Atraso preocupa governo, que depende do projeto para elevar Auxílio Brasil a R$ 400 e aumentar os repasses para emendas parlamentares no ano eleitoral

Diante da dificuldade do governo de organizar a base, a Câmara adiou mais uma vez a análise da proposta de emenda à Constituição (PEC) que altera a regra do pagamento de  precatórios (dívidas judiciais da União).

Em dia conturbado, com intensas negociações e pressão de ministros do governo, o plenário da Casa sinalizou ao Palácio do Planalto que há incertezas sobre a aprovação do texto.

A PEC busca viabilizar a vitrine eleitoral para Jair Bolsonaro, ao permitir o pagamento de um  Auxílio Brasil de R$ 400 ao mais vulneráveis com a criação de um espaço para R$ 83 bilhões de gastos extras em 2022.
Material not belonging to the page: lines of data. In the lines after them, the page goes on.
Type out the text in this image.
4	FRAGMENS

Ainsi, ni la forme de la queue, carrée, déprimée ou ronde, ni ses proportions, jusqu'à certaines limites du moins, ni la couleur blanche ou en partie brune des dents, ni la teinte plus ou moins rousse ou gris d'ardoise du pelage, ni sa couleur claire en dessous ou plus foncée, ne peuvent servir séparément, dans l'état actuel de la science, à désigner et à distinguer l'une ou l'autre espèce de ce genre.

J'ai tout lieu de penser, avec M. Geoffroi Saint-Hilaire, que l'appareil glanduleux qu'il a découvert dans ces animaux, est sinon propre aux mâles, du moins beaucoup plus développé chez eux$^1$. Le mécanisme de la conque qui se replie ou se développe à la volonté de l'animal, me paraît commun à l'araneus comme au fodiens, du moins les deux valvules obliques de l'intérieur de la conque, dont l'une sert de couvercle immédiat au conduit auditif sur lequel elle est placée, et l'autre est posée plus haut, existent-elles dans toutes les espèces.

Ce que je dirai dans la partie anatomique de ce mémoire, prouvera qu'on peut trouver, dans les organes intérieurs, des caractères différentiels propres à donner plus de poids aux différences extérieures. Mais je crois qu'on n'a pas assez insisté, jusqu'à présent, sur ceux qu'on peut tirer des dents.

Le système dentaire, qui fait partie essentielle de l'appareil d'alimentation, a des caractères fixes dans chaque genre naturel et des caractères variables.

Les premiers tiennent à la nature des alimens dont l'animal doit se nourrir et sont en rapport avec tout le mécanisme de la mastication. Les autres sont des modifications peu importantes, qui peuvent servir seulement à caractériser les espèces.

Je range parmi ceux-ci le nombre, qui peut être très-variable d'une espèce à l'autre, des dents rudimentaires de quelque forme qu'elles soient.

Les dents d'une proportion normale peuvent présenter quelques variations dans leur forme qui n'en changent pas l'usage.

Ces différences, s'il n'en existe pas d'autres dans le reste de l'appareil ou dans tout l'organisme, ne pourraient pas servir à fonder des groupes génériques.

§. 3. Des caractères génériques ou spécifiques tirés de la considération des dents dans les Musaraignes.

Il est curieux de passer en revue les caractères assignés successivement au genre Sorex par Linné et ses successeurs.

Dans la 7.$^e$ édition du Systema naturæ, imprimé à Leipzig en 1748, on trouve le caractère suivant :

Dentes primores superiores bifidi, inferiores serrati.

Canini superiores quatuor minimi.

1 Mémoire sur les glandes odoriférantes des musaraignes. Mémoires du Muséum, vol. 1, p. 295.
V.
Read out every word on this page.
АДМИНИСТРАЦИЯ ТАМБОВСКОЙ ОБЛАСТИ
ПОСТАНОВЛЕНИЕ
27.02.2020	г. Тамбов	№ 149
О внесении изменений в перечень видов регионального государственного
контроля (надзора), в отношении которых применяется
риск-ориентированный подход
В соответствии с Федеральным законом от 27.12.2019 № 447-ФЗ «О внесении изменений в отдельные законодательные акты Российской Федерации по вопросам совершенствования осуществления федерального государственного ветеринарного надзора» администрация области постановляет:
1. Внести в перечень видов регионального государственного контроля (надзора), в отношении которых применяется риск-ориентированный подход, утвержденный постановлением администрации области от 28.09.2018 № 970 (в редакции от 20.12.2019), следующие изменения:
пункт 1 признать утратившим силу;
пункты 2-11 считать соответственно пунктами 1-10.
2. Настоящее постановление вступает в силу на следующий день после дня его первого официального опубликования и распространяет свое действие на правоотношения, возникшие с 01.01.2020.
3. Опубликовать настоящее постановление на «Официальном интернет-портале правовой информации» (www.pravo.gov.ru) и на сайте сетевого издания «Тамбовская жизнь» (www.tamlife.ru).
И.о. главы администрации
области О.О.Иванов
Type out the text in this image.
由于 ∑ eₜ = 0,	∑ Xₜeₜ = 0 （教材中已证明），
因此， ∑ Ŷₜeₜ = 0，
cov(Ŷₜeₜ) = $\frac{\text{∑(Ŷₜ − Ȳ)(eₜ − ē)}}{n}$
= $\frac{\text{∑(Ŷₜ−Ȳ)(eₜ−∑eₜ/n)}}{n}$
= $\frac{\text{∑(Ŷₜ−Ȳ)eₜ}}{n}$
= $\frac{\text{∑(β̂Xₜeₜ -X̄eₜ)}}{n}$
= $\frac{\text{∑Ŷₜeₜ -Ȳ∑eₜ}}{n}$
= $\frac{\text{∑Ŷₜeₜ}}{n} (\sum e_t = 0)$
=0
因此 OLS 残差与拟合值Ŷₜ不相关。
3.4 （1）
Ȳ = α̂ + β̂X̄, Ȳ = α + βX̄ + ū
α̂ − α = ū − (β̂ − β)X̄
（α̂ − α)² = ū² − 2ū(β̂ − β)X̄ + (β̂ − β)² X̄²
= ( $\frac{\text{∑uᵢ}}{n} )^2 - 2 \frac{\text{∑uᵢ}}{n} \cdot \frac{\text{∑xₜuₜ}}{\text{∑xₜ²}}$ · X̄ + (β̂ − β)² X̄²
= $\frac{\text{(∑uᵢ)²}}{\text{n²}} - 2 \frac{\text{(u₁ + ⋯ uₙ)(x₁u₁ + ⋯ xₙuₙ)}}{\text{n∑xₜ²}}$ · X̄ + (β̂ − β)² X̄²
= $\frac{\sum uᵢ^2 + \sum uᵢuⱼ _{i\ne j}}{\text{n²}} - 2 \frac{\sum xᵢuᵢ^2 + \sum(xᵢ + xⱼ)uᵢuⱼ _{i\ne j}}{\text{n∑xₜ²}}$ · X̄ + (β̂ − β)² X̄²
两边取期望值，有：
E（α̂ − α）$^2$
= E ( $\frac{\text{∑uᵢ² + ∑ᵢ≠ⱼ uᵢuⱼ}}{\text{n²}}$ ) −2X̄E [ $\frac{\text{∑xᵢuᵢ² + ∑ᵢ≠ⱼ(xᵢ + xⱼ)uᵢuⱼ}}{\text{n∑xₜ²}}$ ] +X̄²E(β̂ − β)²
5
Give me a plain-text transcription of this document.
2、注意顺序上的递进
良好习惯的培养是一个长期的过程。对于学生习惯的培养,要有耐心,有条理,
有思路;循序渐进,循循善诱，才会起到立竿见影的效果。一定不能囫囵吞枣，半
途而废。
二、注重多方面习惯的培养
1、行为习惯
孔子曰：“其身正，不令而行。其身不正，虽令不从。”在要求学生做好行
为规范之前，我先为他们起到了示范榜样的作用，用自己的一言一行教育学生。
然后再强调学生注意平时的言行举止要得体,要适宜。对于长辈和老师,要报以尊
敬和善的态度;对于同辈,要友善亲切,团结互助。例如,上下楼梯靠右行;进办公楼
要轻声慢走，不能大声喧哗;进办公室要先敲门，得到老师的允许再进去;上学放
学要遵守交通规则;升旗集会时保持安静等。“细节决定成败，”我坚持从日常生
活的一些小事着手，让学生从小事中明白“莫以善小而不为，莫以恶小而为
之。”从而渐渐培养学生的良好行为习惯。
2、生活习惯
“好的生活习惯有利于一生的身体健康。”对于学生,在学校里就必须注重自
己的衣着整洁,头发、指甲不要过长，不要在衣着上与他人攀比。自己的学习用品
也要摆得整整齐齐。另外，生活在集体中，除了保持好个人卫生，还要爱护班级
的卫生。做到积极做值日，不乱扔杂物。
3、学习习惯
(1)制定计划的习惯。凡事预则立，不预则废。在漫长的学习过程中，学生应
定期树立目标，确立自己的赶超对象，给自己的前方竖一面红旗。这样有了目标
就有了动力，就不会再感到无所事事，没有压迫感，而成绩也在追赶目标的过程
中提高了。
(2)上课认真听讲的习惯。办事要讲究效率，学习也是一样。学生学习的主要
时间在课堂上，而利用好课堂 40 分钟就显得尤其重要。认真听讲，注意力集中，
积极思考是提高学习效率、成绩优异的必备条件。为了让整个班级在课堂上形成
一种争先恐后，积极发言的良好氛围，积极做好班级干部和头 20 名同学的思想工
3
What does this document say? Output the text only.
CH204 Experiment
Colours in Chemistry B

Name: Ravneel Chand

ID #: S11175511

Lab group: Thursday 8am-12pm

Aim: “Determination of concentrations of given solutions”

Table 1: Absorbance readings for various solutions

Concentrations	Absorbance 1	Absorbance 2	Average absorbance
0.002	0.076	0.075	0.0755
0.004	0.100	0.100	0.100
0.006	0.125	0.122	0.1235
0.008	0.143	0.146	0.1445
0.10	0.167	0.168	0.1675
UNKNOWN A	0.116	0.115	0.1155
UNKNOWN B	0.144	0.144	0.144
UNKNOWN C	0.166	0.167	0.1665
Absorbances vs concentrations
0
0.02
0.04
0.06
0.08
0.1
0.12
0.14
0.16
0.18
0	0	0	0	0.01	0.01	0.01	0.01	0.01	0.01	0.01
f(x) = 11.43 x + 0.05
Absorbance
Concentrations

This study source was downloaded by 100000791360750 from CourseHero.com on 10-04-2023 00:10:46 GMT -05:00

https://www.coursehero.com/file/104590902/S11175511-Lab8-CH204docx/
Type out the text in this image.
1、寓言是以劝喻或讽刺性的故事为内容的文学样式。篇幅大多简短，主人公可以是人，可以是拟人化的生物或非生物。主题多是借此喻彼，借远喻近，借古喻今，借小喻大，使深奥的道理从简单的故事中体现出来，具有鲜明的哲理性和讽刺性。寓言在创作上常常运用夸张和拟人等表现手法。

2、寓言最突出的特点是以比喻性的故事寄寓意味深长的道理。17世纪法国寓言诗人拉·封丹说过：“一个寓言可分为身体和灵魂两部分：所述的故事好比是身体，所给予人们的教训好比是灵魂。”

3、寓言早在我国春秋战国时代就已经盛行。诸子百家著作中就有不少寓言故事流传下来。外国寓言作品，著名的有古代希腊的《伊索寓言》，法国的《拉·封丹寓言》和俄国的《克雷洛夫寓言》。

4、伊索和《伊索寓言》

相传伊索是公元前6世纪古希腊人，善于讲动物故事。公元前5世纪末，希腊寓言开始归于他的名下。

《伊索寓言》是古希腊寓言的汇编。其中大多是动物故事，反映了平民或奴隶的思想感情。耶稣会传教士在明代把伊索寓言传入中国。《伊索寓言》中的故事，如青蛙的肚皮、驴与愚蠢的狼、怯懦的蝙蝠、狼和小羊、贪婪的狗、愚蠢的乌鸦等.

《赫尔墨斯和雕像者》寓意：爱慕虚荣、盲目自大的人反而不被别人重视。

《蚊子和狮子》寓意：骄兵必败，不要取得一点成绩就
Uma das principais dificuldades para a votação da proposta foi causada pelo retorno presencial dos parlamentares.

Até o início da noite, como 60 parlamentares estavam ausentes, não houve segurança do governo se o texto seria aprovado. O presidente da Câmara e aliado do governo, Arthur Lira (PP-AL), tentou mobilizar os colegas desde a madrugada de terça-feira, mas não obteve sucesso.

Durante o dia, o relator, Hugo Motta (PP-PB), tentava costurar apoio com as bancadas. Após reunião com Lira, o ministro da Cidadania, João Roma, já demonstrava preocupação com a operacionalização do pagamento do auxílio.

“Já estamos com o cronograma bem apertado, começa me preocupar a operacionalização desse pagamento que envolve um bastidor muito grande, uma operação gigantesca para poder fazer chegar esse recurso a mais de 17 milhões de brasileiros necessitados”, disse.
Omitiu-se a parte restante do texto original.